Art 101

Praxis Makes Perfect: A Survival Guide for Talking About Contemporary Art

Praxis Makes Perfect: A Survival Guide for Talking About Contemporary Art
Bjarne Melgaard's Untitled (Bjarne Melgaard Interviews Leo Bersani) (2011)

It's one of the beautiful things about art: when you look at a piece of work, any interpretation is valid, any reading acceptable. Meaning is created in a pas de deux between the artist and the viewer. Talking about art, however, can be a different and much dicier thing. Depending on the context and who you're talking to (a German art dealer, say, or a Margiela-clad academic), certain words become freighted with unexpected meanings, accrued because someone somewhere wrote an important, discourse-changing essay that you never even heard about. Sometimes, the most basic terms are the most fraught.

To help negotiate with this strange lexical terrain, here is the first part in a new series, in which we will unpack loaded words of their tangled meanings (sometimes further confusing things in the process). 

"MODERN" (ˈmä-dərn) 

So commonplace in the art discourse, "modern" is actually one of the squirreliest and most problematic words in the lexicon. Traditionally applied to European and American work made between the late 19th and early-to-mid-20th centuries, Modern art with a capital "M" was created by artists like van Gogh, Picasso, Malevich, Duchamp, and other famous figures in direct reaction to the tumultuous impact of the industrial revolution, the ideas of revolutionary thinkers (Marx, Hegel, Freud), and newly mechanized warfare. 

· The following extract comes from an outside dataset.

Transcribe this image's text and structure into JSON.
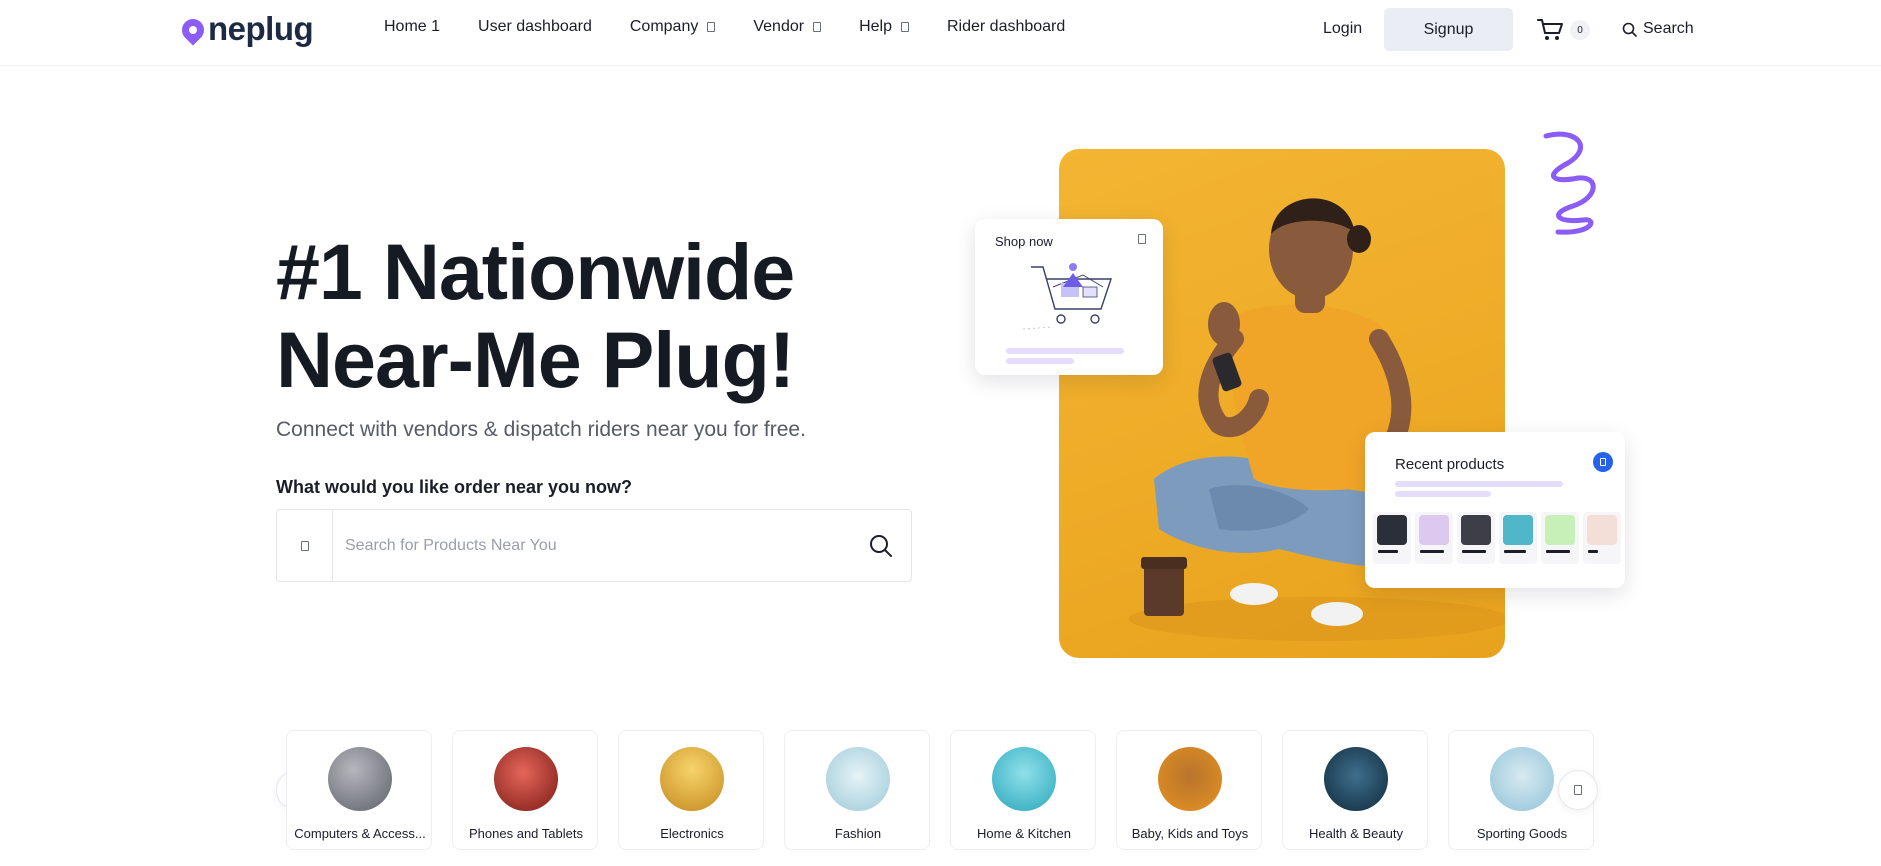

However… this notion of modernity is starkly Western-centric. For one thing, in their search for access to "primitive" pre-industrial touchstones, the Moderns cast a colonial view on artworks from Africa, Polynesia, Japan, and other distant places, copying elements of their aesthetic into their work. This did not go unnoticed by non-Western artists at the time—in fact, a group of artists in Brazil in the 1920s declared that they would reverse this power dynamic and copy elements of European art to make their own Brazilian amalgam (they called themselves the Anthropophagics, or cannibals). 

Nowadays, a more globalized worldview and a half century of progressivism in the academies has led to an increasingly embrasive view of modernism, with the Museum of Modern Art devoting enormous resources to recuperating non-Western art histories into its canon. But one should note that while these other cultures are being recognized for their modern art, the convention still restricts capital "M" Modernism to the West.   

"CONTEMPORARY" (kən-ˈtem-pə-ˌrer-ē)

Compared to "modern," which at least can be vaguely situated as a historical period of industrial modernization, the term "contemporary" has a simple problem: it doesn't make sense. Essentially meaning that the artwork was made at the same time as the term is being applied, contemporary has somehow escaped its necessarily narrow literal meaning to encapsulate an ongoing era of contemporaneity.

Just look at the categories that the auction houses use to describe their sales of art made after the 1950s (or thereabouts): Christie's calls theirs "postwar and contemporary," suggesting that there is a point where the postwar era ends and a contemporary epoch begins, while Sotheby's simply calls theirs "contemporary," demarcating the past 70 years as a period of continuous now. This temporal slippage poses a quandary for future art historians—either they will have to demarcate our current era as a finite "Contemporary" period or create a new term altogether. 

"PRACTICE" (ˈpraktəs)

Perhaps you've heard an artist talk about their "practice" before, spied the word used in an issue of Artforum (or, heaven forfend, October), or caught it tossed around in a professorial art talk. So, what exactly are they talking about? One of the more polarizing words in the argot of professional art, "practice" is intended to encompass every aspect of an artist's creative output, from their concepting to their process to their positional essays to, finally, the works of art themselves. It also, sneakily, equates the artist with a highly trained specialist, such as a dentist or psychiatrist, who runs a small business in an clinical environment that is intended to help patients or clients in a specific way.

This implicit comparison embedded in the term has rubbed many art lovers the wrong way, including New York Times critic Roberta Smith, who in a much-read 2007 article bemoaned that its  usage "converts art into a hygienic desk job and signals a basic discomfort with the physical mess as well as the unknowable, irrational side of art making." As such, "practice"—or, worse, its infinitely more pretentious Greek cognate "praxis"— has become something of a shibboleth, marking its user as an enthusiast of an academically driven way of viewing and talking about art. Another way to say the same thing, incidentally, is to talk about an artist's "approach."